Assessing the Impact of TCI

November 2020 Cars and trucks are a major source of greenhouse gases and other pollutants detrimental to public health. To minimize these baleful emissions, Massachusetts is working with other Northeast states on a collective approach known as the Transportation Climate Initiative, or TCI. Under TCI, participating states would place a limit on total carbon emissions from motor vehicles. Then they would set up an auction, where fuel suppliers bid for the right to sell gasoline and diesel with a certain amount of carbon. This auction process has two main benefits. By putting a price on carbon emissions, the auctions would encourage fuel efficiency and reduce pollution. At the same time, the money raised would be used by states to fund green investments, climate justice, and other TCI priorities.

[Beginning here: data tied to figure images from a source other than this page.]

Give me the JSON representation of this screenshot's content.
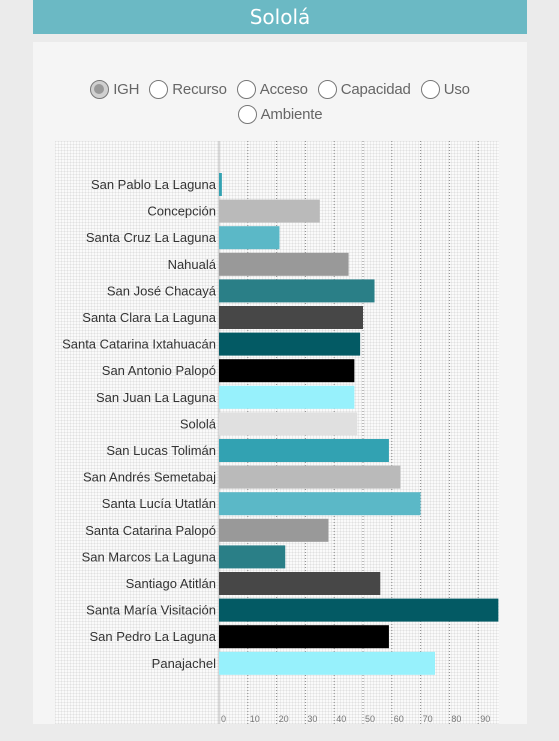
{
  "header": {
    "title": "Sololá"
  },
  "radios": {
    "options": [
      {
        "label": "IGH",
        "selected": true
      },
      {
        "label": "Recurso",
        "selected": false
      },
      {
        "label": "Acceso",
        "selected": false
      },
      {
        "label": "Capacidad",
        "selected": false
      },
      {
        "label": "Uso",
        "selected": false
      },
      {
        "label": "Ambiente",
        "selected": false
      }
    ]
  },
  "chart_data": {
    "type": "bar",
    "orientation": "horizontal",
    "title": "",
    "xlabel": "",
    "ylabel": "",
    "xlim": [
      0,
      100
    ],
    "ticks": [
      0,
      10,
      20,
      30,
      40,
      50,
      60,
      70,
      80,
      90
    ],
    "tick_labels": [
      "0",
      "10",
      "20",
      "30",
      "40",
      "50",
      "60",
      "70",
      "80",
      "90"
    ],
    "grid": true,
    "categories": [
      "San Pablo La Laguna",
      "Concepción",
      "Santa Cruz La Laguna",
      "Nahualá",
      "San José Chacayá",
      "Santa Clara La Laguna",
      "Santa Catarina Ixtahuacán",
      "San Antonio Palopó",
      "San Juan La Laguna",
      "Sololá",
      "San Lucas Tolimán",
      "San Andrés Semetabaj",
      "Santa Lucía Utatlán",
      "Santa Catarina Palopó",
      "San Marcos La Laguna",
      "Santiago Atitlán",
      "Santa María Visitación",
      "San Pedro La Laguna",
      "Panajachel"
    ],
    "values": [
      1,
      35,
      21,
      45,
      54,
      50,
      49,
      47,
      47,
      48,
      59,
      63,
      70,
      38,
      23,
      56,
      97,
      59,
      75
    ],
    "colors": [
      "#32a2b2",
      "#bababa",
      "#5bb8c7",
      "#999999",
      "#2a7f87",
      "#474747",
      "#035a64",
      "#000000",
      "#97f1fc",
      "#e0e0e0",
      "#32a2b2",
      "#bababa",
      "#5bb8c7",
      "#999999",
      "#2a7f87",
      "#474747",
      "#035a64",
      "#000000",
      "#97f1fc"
    ]
  }
}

Determining the precise, real-world impact of TCI is complicated, both because the exact terms of the program are still being negotiated and because much depends on the future path of global oil prices and overall economic growth. To do justice to this uncertainty, we model a variety of different assumptions and present a range of scenarios showing how TCI could affect overall emissions, state revenues, public health, and gasoline prices. We find that:

  • Without TCI, emissions from motor fuels are likely to fall between 2022 and 2032. Our central estimates suggest a decline of 14.2 percent (in our moderate-economic-growth scenario) or 17.5 percent (in our low-economic-growth scenario).
  • TCI aims to generate additional reductions on top of this baseline, producing overall declines of 20, 22, or 25 percent, with the exact target as yet undecided.
  • These additional, TCI-generated emissions reductions could bring significant benefits, including in the realm of public health. Preliminary estimates from a multi-university group suggest that TCI could eliminate several hundred cases of childhood asthma each year in Massachusetts.
  • TCI’s auctions would generate substantial revenue for participating states. While each state would ultimately make its own spending decisions, this revenue is intended to support green initiatives and environmental justice, with states recently proposing to devote at least 35 percent to underserved and overburdened communities. In our moderate-growth scenario, a 22 percent emissions target would generate $775 million for Massachusetts in 2022; in the low-growth scenario, it would raise $406 million.
  • TCI would almost certainly result in higher gas prices, and the size of the increase would depend on the stringency of the emissions target. In our moderate-growth scenario, a 22 percent reduction in emissions would generate a 24-cent-per-gallon increase in gas prices in 2022; in our lowgrowth scenario, gas prices would rise 13 cents per gallon.
  • TCI also includes a price ceiling, which would prevent auction prices and gas prices from rising beyond established limits. Many of our estimates — including the central estimates noted here — may be above the price ceiling. In that case, real-world prices would not rise as much as we predict; instead, the emissions cap would be loosened, allowing higher emissions as a way to check prices.
  • Not all regions of Massachusetts would be similarly affected by TCI. More diverse urban areas currently have the worst pollution, and therefore stand to gain the most from reduced tailpipe emissions. Meanwhile, communities in Central and Western Massachusetts spend the highest share of their income on gasoline, making them more vulnerable to price increases.